Com World Series: What do you think are the top 3 major trends that are affecting your business in the region in 2013?
The voice market appears to be nearing saturation in Nigeria, hence interest in data is on the increase. Several international submarine cables have landed in Nigeria, though middle-mile and last-mile connectivity remains a challenge for consumers to benefit from the untapped bandwidth.
Com World Series: What are the remaining challenges in terms of connectivity and quality of services in the region and which technologies are most likely to resolve these issues?
In the opinion of CEON, connectivity and quality of telecommunications services can be improved by mandating infrastructure sharing amongst licensees under the Communications Act. To this end, NCC should by rulemaking impose specific obligations on all licensees providing communications services to enter into infrastructure sharing agreements with competing licensees. This in CEON’s opinion will lower barriers to entry, facilitate network deployment and promote competition in the market for telecommunications services.
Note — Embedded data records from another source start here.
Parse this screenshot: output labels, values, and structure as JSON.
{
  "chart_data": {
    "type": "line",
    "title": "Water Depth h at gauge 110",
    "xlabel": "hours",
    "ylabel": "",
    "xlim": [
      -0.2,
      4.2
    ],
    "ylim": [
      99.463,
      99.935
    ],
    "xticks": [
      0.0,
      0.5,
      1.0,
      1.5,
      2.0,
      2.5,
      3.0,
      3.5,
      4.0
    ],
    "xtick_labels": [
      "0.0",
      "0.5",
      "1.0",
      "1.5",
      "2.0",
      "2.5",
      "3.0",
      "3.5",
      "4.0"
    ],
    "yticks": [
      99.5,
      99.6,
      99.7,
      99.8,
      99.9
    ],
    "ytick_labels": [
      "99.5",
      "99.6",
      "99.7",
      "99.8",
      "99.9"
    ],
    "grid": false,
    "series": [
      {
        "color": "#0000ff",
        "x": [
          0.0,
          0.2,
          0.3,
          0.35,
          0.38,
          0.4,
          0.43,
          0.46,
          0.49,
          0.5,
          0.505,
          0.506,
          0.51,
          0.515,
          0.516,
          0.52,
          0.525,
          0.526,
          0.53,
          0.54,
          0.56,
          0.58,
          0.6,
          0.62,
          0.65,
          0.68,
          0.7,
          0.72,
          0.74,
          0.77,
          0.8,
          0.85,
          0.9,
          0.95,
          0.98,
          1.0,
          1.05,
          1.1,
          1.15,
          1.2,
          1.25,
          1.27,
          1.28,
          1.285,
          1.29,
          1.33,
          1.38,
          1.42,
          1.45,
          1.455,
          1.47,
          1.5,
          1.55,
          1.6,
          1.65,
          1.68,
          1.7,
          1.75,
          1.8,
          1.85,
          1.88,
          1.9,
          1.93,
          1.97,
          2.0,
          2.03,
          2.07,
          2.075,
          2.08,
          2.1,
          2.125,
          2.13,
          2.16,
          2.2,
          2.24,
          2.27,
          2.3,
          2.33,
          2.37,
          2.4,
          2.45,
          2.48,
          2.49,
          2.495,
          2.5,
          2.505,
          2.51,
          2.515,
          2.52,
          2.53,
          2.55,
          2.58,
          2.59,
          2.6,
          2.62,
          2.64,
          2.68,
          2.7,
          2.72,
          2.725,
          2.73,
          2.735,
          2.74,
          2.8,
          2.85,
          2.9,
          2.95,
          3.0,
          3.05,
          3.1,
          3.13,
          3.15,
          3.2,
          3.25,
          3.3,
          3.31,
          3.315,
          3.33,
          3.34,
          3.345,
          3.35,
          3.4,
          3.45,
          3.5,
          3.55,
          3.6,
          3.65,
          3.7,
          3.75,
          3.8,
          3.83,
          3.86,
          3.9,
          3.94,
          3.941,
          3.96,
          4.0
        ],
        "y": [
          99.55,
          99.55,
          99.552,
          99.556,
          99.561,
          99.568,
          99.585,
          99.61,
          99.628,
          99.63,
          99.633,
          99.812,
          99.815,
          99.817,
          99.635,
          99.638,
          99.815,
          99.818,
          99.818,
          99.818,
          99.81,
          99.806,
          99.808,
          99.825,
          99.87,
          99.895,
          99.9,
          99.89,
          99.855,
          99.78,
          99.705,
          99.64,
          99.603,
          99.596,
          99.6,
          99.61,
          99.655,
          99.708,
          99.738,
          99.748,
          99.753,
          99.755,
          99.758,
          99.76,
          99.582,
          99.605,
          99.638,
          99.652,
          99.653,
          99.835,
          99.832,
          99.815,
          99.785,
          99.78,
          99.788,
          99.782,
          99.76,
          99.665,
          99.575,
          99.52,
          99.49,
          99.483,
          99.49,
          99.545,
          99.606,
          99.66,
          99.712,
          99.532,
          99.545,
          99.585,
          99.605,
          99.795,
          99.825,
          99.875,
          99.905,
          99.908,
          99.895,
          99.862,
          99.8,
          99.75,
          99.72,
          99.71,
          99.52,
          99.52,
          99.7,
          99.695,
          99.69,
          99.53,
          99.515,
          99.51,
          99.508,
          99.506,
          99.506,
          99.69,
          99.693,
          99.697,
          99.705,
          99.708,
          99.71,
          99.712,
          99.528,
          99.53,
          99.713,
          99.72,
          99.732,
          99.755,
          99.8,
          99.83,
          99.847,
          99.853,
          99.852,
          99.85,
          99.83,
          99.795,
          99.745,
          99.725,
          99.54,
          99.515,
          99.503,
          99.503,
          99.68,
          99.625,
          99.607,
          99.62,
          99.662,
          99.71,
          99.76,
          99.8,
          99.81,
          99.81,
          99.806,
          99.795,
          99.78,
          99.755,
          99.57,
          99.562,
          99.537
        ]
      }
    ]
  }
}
Also and most importantly, infrastructure sharing impacts positively on consumer welfare as the resultant savings may be passed on to consumers in the form of improved quality of service and decreasing prices consistent with the core object of CEON.
Com World Series: How are smartphones/tablets and cloud services impacting mobile/internet service providers in Nigeria?
Cloud services is still a still a new phenomenon in Nigeria. With respect to smart phones and tablets, access to the internet has greatly improved and consumers now have a range of various mobile content/apps to choose from, as it is no surprise that mobile devices are now the primary means of accessing the internet in Nigeria.
Com World Series: In your opinion, which companies are spearheading innovation in the region and what can be learnt from them?
In our own opinion, we would say all the GSM service providers are trying hard to provide innovative service offerings to their various subscribers, however we beg of NCC to pay more regulatory attention by encouraging investment in the mobile content service providers using short code space as recent research from news media suggest the potential of the mobile content space to generate revenue in excess to $11.5 Billion by 2014 and also, innovation in mobile content services is likely to promote increased consumption of mobile content which drives mobile content service providers to invest in more innovation thus creating a demand driven “virtuous circle” of innovation and investment consistent with the object of the Communications Act.
Com World Series: Who are you most looking forward to meeting/hearing from and what do you hope to achieve from taking part in NigeriaCom?
We intend meet with the regulator (NCC) and industry participants to achieve more visibility in our work as a consumer advocacy group.